HARRIMAN STATE PARK N.Y. (Reuters) - Maybe it was guilt over alarming her parents when she inadvertently dialed 911 from the Appalachian Trail, but Caitlin Belcher wishes she could ditch her cell phone for the rest of the 2,180-mile (3,508-km) hike.

"It would really be cool to not have it. I just want to be out in the woods, isolated," said Belcher, 23, who has called home to Fredericksburg, Virginia, twice weekly since her journey began in April and gets constant texts from her parents, who even call her hiking partner's phone as well.

Hiking the AT, the famous path from Maine to Georgia, once meant cutting off communication with civilization for much of the six months it typically takes to complete the route. Then Governor Mark Sanford of South Carolina used "hiking the AT" as an excuse for disappearing for six days in 2009, while in fact he was on a rendezvous in Argentina with his mistress.

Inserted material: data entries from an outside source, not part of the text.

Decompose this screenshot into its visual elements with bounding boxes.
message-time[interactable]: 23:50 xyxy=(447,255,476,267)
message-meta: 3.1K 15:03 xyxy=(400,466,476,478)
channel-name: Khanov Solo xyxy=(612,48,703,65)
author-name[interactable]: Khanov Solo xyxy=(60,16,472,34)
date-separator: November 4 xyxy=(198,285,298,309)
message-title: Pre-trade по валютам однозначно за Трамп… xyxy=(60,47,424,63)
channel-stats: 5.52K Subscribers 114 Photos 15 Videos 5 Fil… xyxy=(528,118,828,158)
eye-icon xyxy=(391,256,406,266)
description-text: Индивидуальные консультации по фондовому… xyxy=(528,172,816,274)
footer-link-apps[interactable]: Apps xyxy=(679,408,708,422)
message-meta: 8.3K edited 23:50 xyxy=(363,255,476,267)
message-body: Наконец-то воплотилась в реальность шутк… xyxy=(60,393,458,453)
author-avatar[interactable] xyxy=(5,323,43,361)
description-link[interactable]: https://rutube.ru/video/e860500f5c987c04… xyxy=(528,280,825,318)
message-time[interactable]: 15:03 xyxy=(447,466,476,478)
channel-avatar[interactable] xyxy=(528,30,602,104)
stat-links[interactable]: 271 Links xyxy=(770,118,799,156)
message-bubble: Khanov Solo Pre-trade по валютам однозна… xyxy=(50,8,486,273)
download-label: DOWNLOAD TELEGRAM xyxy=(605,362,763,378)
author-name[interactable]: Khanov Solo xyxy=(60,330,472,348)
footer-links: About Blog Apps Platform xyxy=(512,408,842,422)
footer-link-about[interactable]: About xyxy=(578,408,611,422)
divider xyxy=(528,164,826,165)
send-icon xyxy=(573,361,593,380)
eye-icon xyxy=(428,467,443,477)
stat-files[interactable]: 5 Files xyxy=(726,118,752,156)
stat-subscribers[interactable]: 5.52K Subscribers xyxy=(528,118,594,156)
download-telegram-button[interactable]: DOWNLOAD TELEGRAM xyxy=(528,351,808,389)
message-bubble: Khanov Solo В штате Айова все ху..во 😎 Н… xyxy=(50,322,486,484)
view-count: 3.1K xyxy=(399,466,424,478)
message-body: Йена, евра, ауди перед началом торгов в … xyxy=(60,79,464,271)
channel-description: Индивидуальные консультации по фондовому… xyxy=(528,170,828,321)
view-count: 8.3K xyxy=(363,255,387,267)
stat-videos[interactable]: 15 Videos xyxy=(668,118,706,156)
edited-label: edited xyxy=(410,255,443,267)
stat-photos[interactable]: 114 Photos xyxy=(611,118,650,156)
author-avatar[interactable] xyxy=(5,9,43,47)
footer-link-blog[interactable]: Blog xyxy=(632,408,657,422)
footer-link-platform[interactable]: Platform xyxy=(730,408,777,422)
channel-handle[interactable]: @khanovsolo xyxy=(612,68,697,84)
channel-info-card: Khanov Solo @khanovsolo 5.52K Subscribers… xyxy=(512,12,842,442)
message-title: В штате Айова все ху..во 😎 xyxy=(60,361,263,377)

Today camping gadgets such as a twig-fueled stove that can charge a smartphone while it heats baked beans, and online tips such as using an empty foil-lined potato chip can to boost Wi-Fi signals, mean there is no need to go off the grid while on the trail.

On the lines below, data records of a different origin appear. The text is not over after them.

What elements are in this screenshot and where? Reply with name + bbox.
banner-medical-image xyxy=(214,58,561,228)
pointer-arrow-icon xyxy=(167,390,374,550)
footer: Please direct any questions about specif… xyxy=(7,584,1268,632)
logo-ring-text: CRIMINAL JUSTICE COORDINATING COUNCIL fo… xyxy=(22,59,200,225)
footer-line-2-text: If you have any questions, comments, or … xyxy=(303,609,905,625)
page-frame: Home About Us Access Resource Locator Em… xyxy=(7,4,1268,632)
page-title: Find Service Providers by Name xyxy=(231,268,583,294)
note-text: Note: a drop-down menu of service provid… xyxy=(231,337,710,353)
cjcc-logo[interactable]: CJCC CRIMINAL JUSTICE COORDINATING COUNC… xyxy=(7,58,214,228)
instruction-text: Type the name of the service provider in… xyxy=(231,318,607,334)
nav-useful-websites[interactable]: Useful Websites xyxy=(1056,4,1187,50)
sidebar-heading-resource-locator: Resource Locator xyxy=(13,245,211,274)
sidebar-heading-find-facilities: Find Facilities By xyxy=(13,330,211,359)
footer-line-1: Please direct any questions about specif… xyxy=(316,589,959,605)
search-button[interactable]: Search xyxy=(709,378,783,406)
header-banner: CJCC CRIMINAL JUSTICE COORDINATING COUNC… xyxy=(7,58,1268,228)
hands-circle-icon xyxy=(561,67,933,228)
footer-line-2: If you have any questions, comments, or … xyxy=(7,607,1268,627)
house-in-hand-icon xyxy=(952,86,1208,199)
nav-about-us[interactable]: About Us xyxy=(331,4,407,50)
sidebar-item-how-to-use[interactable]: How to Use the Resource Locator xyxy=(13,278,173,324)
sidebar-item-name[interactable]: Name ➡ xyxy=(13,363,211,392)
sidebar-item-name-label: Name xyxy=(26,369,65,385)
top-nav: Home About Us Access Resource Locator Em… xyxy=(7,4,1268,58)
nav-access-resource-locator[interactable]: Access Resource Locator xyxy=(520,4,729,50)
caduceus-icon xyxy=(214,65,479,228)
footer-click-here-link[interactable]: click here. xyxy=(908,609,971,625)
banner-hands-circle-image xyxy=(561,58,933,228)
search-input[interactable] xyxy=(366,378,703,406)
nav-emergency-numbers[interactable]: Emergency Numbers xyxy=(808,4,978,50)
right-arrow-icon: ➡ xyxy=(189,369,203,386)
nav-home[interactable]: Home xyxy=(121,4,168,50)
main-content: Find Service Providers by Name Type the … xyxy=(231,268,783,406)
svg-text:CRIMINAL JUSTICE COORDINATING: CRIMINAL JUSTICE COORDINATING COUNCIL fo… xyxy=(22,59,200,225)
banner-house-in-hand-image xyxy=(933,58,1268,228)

With Twitter, Instagram and blogs, hikers may be safer but lose the solitude and silence once found in the woods.

"The whole idea of the Appalachian Trail is to get away from it all," said Bill Bryson, whose best-selling 1998 book "A Walk in the Woods" about the trail is being made into a movie starring Robert Redford and Nick Nolte.

"I am all in favor of gadgets, but my fear is that most people spend all their rest time texting and staring at little screens and miss out on all the glorious solitude around them," Bryson said.

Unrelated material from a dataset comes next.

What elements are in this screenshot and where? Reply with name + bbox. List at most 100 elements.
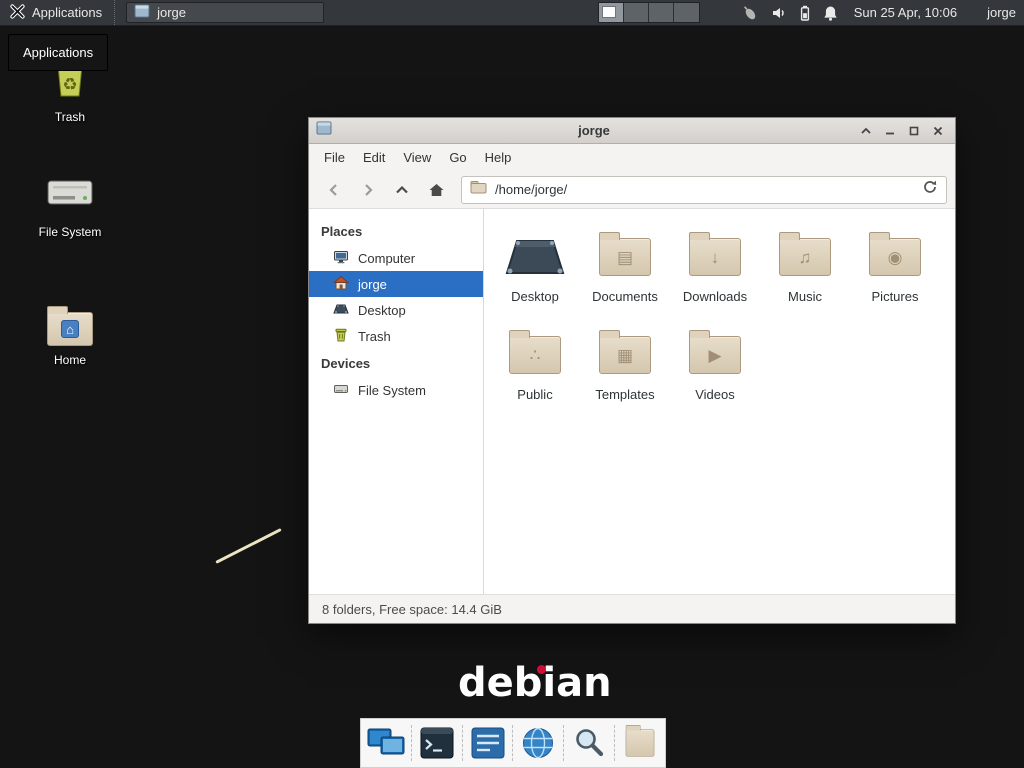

Summer is high season on the trail that draws up to 3 million visitors a year, including 1,100 "thru hikers" like Belcher who hope to conquer the entire 14-state route. Typically only one in four succeed.

 

FIREFLIES AND BLOGGERS

Among the hikers are dedicated bloggers who post every blister to trailjournals.com, squandering precious time that could be spent watching fireflies and shooting stars, said Laurie Potteiger, spokeswoman for the Appalachian Trail Conservancy.

"Smartphones can steal your eyes away from the beauty around you," she said.

Potteiger, who hiked the trail in 1987 and was unable to contact her family for weeks at a stretch, said that today panicked families call the conservancy if they don't hear from a hiker for a day or two. Those frenzied calls are on the rise, she said.

 Over-reliance on wireless devices has led to a dangerous lack of preparedness by hikers, who fail to pack maps and compasses, expecting cell phone apps to do it all, she said.

But the Internet can enhance the experience with apps that identify bird calls, constellations, wildlife tracks and even scat. And up-to-the-minute warnings about problems on the trail such as shutdowns are posted to appalachiantrail.org.

Even mishaps like a bear shredding a backpack or hiking boots falling apart can be remedied by shopping at online sites such Campmor.com, which can ship goods to a grocery near the next trailhead.

And there is camaraderie, said Navy veteran Matthew Donnelly, 30, of Milford, Pennsylvania, a thru hiker climbing New York's Bear Mountain. He swaps tips with fellow "Warrior Hike" vets, a program inspired by the first thru hiker Earl Shaffer who in 1948 declared he was going to "walk off the war."

For now, Belcher is keeping her phone to calm her parents but detaching a bit from the online world.